Menurut BPOM, penolakan ekspor mie instan ke Taiwan sebenarnya sudah terjadi pada Juli 2022. Otoritas kesehatan negara itu menemukan etilen oksida pada bumbu, minyak bumbu, dan cabe bubuk mie instan. Sumber kontaminasi diduga berasal dari bahan, yakni di antaranya bubuk cabe dan jinten, yang kemungkinan dalam proses pengolahannya melibatkan etilen oksida di India. Demikian juga pada komposisi minyak bumbu, terdapat bawang merah hasil impor dari India. Temuan etilen oksida pada mie instan terus berlanjut, sehingga telah terjadi penolakan produk mie instan asal Indonesia di beberapa negara, yakni Hongkong, Singapura, dan Malaysia.

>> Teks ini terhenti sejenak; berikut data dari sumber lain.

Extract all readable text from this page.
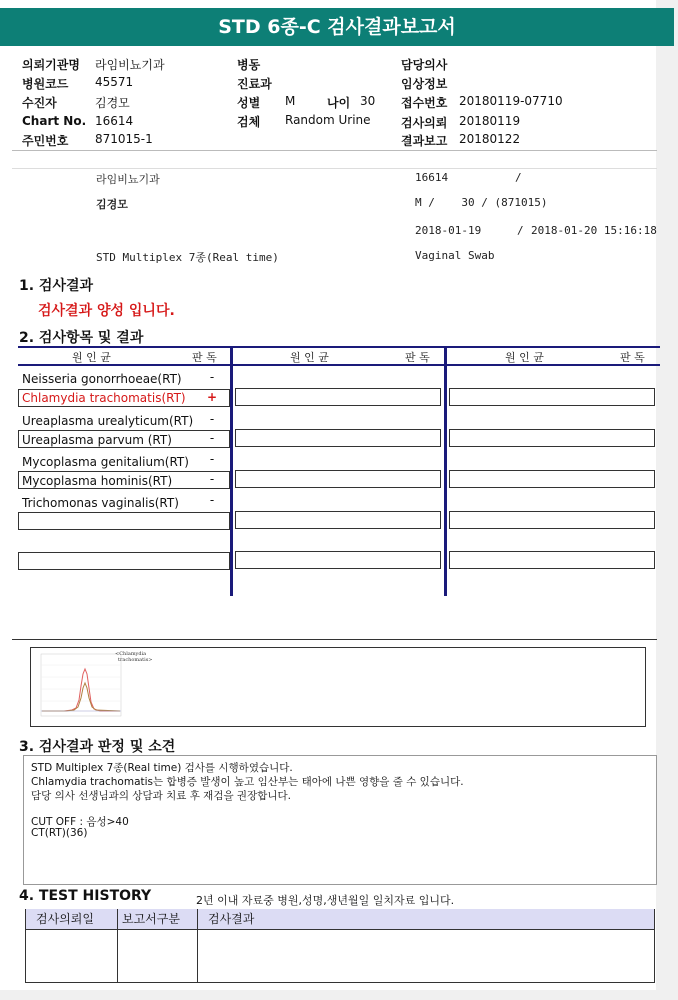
STD 6종-C 검사결과보고서
의뢰기관명 라임비뇨기과
병원코드 45571
수진자	김경모
Chart No. 16614
주민번호 871015-1
병동
진료과
성별 M	나이 30
검체 Random Urine
담당의사
임상정보
접수번호 20180119-07710
검사의뢰 20180119
결과보고 20180122
라임비뇨기과	16614	/
김경모	M /    30 / (871015)
2018-01-19	/ 2018-01-20 15:16:18
STD Multiplex 7종(Real time)	Vaginal Swab
1. 검사결과
검사결과 양성 입니다.
2. 검사항목 및 결과
원 인 균	판 독	원 인 균	판 독	원 인 균	판 독
Neisseria gonorrhoeae(RT) -
Chlamydia trachomatis(RT) +
Ureaplasma urealyticum(RT) -
Ureaplasma parvum (RT)	-
Mycoplasma genitalium(RT) -
Mycoplasma hominis(RT)	-
Trichomonas vaginalis(RT)	-
<Chlamydia
trachomatis>
3. 검사결과 판정 및 소견
STD Multiplex 7종(Real time) 검사를 시행하였습니다.
Chlamydia trachomatis는 합병증 발생이 높고 임산부는 태아에 나쁜 영향을 줄 수 있습니다.
담당 의사 선생님과의 상담과 치료 후 재검을 권장합니다.
CUT OFF : 음성>40
CT(RT)(36)
4. TEST HISTORY	2년 이내 자료중 병원,성명,생년월일 일치자료 입니다.
검사의뢰일	보고서구분	검사결과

Kandungan etilen oksida juga pernah ditemukan pada produk es krim pada Juli 2022. Indonesia menerima notifikasi dari EU RASFF tentang ditemukannya etilen oksida dengan kadar yang melebihi batas yang diizinkan oleh Uni Eropa. Produk tersebut pun akhirnya ditarik dari peredaran, baik di Indonesia, Australia, Selandia Baru, Malaysia, Singapura Taiwan, Hongkong, negara-⁠negara di Eropa, termasuk Belgia, Spanyol, Perancis, dan Irlandia. Diketahui bahwa penyebab kontaminasi tersebut berasal dari perisa vanila yang digunakan sebagai bahan baku pada beberapa jenis varian es krim.

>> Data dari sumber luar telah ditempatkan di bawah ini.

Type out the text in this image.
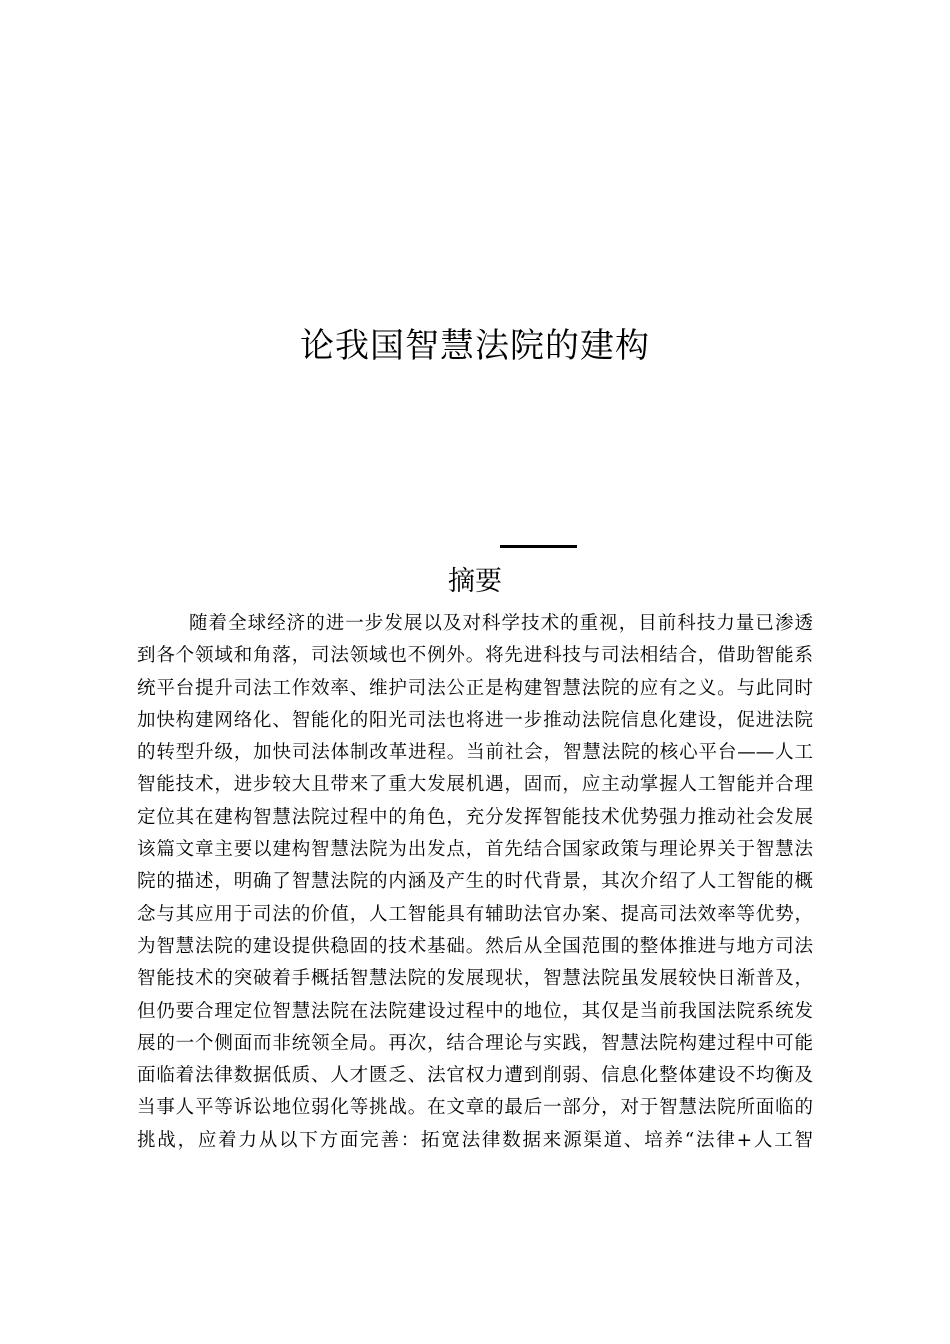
论我国智慧法院的建构
摘要
随着全球经济的进一步发展以及对科学技术的重视，目前科技力量已渗透
到各个领域和角落，司法领域也不例外。将先进科技与司法相结合，借助智能系
统平台提升司法工作效率、维护司法公正是构建智慧法院的应有之义。与此同时
加快构建网络化、智能化的阳光司法也将进一步推动法院信息化建设，促进法院
的转型升级，加快司法体制改革进程。当前社会，智慧法院的核心平台——人工
智能技术，进步较大且带来了重大发展机遇，固而，应主动掌握人工智能并合理
定位其在建构智慧法院过程中的角色，充分发挥智能技术优势强力推动社会发展
该篇文章主要以建构智慧法院为出发点，首先结合国家政策与理论界关于智慧法
院的描述，明确了智慧法院的内涵及产生的时代背景，其次介绍了人工智能的概
念与其应用于司法的价值，人工智能具有辅助法官办案、提高司法效率等优势，
为智慧法院的建设提供稳固的技术基础。然后从全国范围的整体推进与地方司法
智能技术的突破着手概括智慧法院的发展现状，智慧法院虽发展较快日渐普及，
但仍要合理定位智慧法院在法院建设过程中的地位，其仅是当前我国法院系统发
展的一个侧面而非统领全局。再次，结合理论与实践，智慧法院构建过程中可能
面临着法律数据低质、人才匮乏、法官权力遭到削弱、信息化整体建设不均衡及
当事人平等诉讼地位弱化等挑战。在文章的最后一部分，对于智慧法院所面临的
挑战，应着力从以下方面完善：拓宽法律数据来源渠道、培养“法律+人工智
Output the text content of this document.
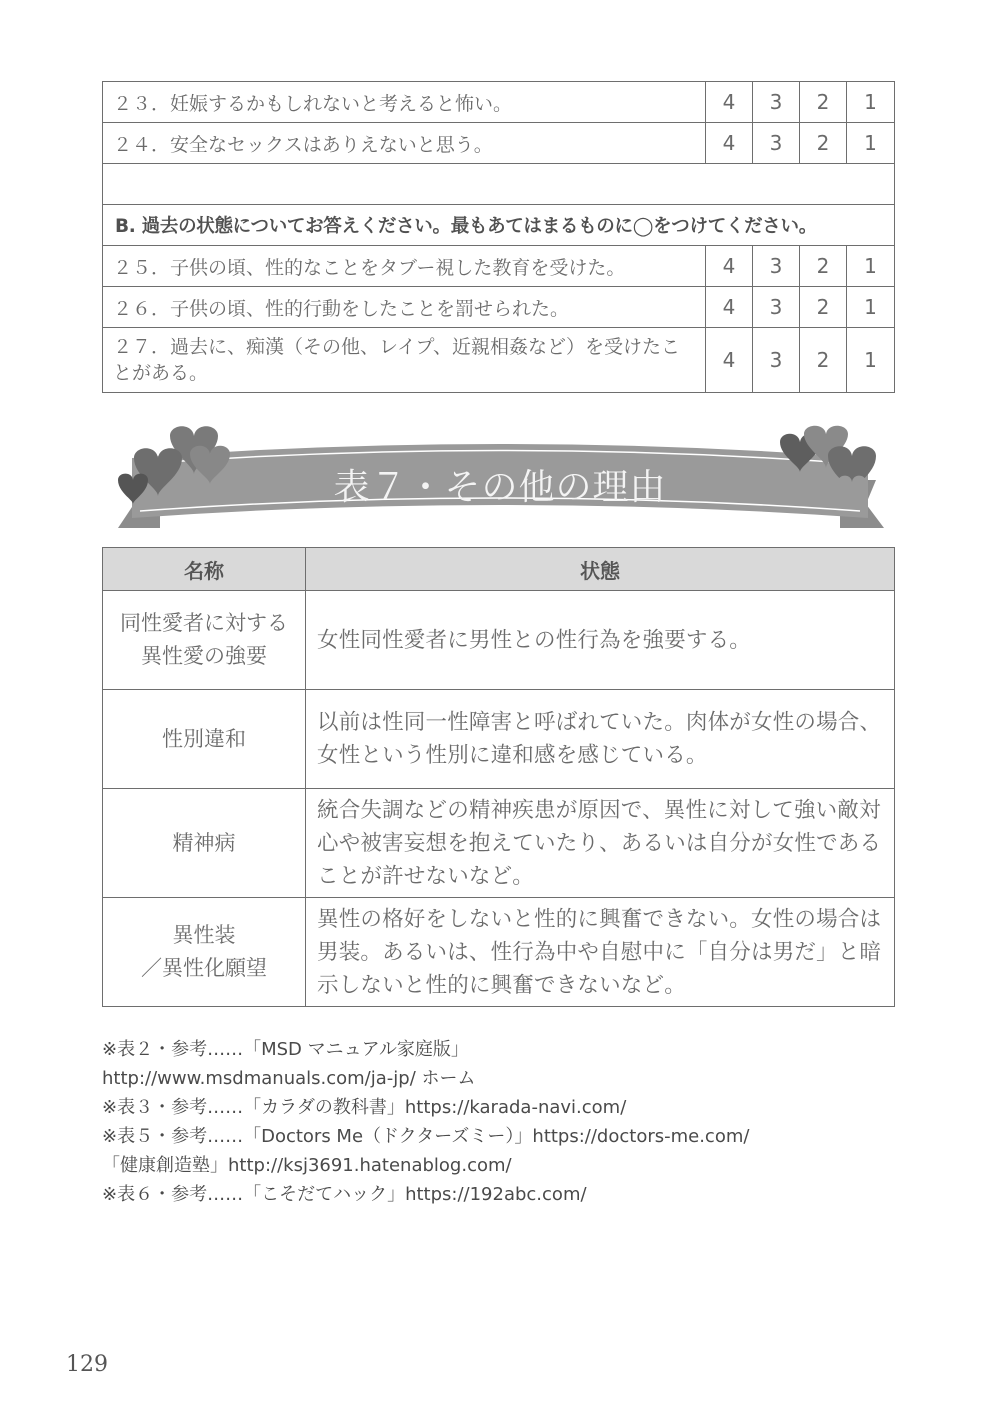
２３．妊娠するかもしれないと考えると怖い。	4	3	2	1
２４．安全なセックスはありえないと思う。	4	3	2	1

B. 過去の状態についてお答えください。最もあてはまるものに◯をつけてください。				
２５．子供の頃、性的なことをタブー視した教育を受けた。	4	3	2	1
２６．子供の頃、性的行動をしたことを罰せられた。	4	3	2	1
２７．過去に、痴漢（その他、レイプ、近親相姦など）を受けたことがある。	4	3	2	1
表７・その他の理由
名称	状態

同性愛者に対する
異性愛の強要	女性同性愛者に男性との性行為を強要する。

性別違和	以前は性同一性障害と呼ばれていた。肉体が女性の場合、女性という性別に違和感を感じている。

精神病	統合失調などの精神疾患が原因で、異性に対して強い敵対心や被害妄想を抱えていたり、あるいは自分が女性であることが許せないなど。

異性装
／異性化願望	異性の格好をしないと性的に興奮できない。女性の場合は男装。あるいは、性行為中や自慰中に「自分は男だ」と暗示しないと性的に興奮できないなど。
※表２・参考……「MSD マニュアル家庭版」
http://www.msdmanuals.com/ja-jp/ ホーム
※表３・参考……「カラダの教科書」https://karada-navi.com/
※表５・参考……「Doctors Me（ドクターズミー）」https://doctors-me.com/
「健康創造塾」http://ksj3691.hatenablog.com/
※表６・参考……「こそだてハック」https://192abc.com/
129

Berdasarkan pengalaman tersebut, BPOM menyimpulkan bahwa terdapat beberapa kemungkinan sumber kontaminasi etilen oksida pada produk pangan. Pertama, kontaminasi berasal dari residu pestisida. Meskipun sejumlah negara, termasuk Indonesia, sudah melarang penggunaan etilen oksida sebagai pestisida, beberapa negara lain masih mengizinkan penggunaannya. Alhasil, ada potensi masuknya bahan baku yang mengandung residu etilen oksida, terutama dari negara yang masih mengizinkannya.

Kedua, kontaminasi bersumber dari bahan tambahan pangan, yang dalam proses pengolahannya masih melibatkan etilen oksida sebagai agen fumigasi, seperti pada kasus getah kacang belalang. Ketiga, kontaminasi bisa bersumber dari penggunaan etilen oksida sebagai agen sterilisasi alat-alat dalam proses pascapanen.[]


Sumber:

Badan Pengawas Obat dan Makanan. 2022. “Pedoman Mitigasi Risiko Kesehatan Senyawa Etilen Oksida, 2,6-diisopropilnaftalena dan 9,10-Antrakinon”. Jakarta: BPOM.